Actually designed for female bodies of the week (working title)

Wow, I got a HUGE response to this. It's almost like there's a massive appetite for things that are actually designed for female bodies and that a smart company who remembered that women existed could make big money here or something! But what would we know we're only women after all 🤪.

I'm going to start this week with a submission that came in via instagram, which I LOVE!

Readers of Invisible Women will remember that difficulty peeing was something of a recurring theme in the book, not only because of the perennial (lack of) toilet issue, but also because of badly (default male) designed gear.

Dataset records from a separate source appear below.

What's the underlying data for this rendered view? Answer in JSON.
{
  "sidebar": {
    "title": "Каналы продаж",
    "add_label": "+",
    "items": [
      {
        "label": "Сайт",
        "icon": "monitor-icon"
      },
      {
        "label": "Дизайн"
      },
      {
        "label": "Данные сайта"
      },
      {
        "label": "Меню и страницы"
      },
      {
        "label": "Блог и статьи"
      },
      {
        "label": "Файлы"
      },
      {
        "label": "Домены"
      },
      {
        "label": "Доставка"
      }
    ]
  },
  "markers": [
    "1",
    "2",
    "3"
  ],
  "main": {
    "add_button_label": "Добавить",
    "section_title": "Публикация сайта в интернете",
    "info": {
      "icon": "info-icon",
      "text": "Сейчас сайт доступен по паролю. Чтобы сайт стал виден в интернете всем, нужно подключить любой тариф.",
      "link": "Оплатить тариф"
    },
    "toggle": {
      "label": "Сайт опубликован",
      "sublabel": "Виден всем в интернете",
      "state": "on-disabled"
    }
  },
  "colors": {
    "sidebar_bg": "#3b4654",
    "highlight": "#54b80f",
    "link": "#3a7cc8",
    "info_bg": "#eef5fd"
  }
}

The peeing issue is a recurring one for women who have to spend any length of time outdoors. In the UK all coastguards are issued with a set of one-piece overalls which they are meant to put on underneath various other pieces of personal protective equipment (PPE) such as foul-weather clothing, life jackets and climbing har- nesses. The double zip at the front of the overalls is great if you are a man, but, explained one woman in a 2017 Trades Union Congress (TUC) report, peeing becomes a ‘major operation’ for women as all the PPE must be stripped off, followed by the overalls them- selves. ‘As the type of incidents which we are called to regularly involve long searches which can last for many hours,’ she explains, ‘you can imagine the discomfort which female coastguards end up having to experience as a result. It has been suggested to management that the current overalls should be replaced with a two-piece garment which would allow the trousers to be pulled down with- out having to remove the top section, and while management have acknowledged the advantage of this idea nothing has so far been done to implement it.’

A female scientist studying climate change in Alaska was also plagued by overalls designed for the male body. The extreme cold means that overalls are the most sensible thing to wear – but, again, these come with a zip. Where there are indoor toilets, this would be inconvenient and require additional time spent taking off clothes from jacket downwards just for a pee. But when there is no indoor toilet, the problem is much more serious as frostbite becomes a con- cern. The woman in question bought a rubber funnelled approximation of a penis to deal with the problem – and ended up peeing all over herself. Why can’t a woman be more like a man? 

In my first book, Do it Like a Woman, I interviewed a Greenpeace activist who came up with her own hack for the problem. Victoria Henry had been trying for years to get Greenpeace to customise their wetsuits for women:

“If you look at the wetsuits in the warehouse, they have a little flap for guys” - of little use to a woman trying to use a Shewee. “So, you need to get a few where you’ve got a hole cut in the bottom”, Victoria says, laughing again, “but it’s not even considered”.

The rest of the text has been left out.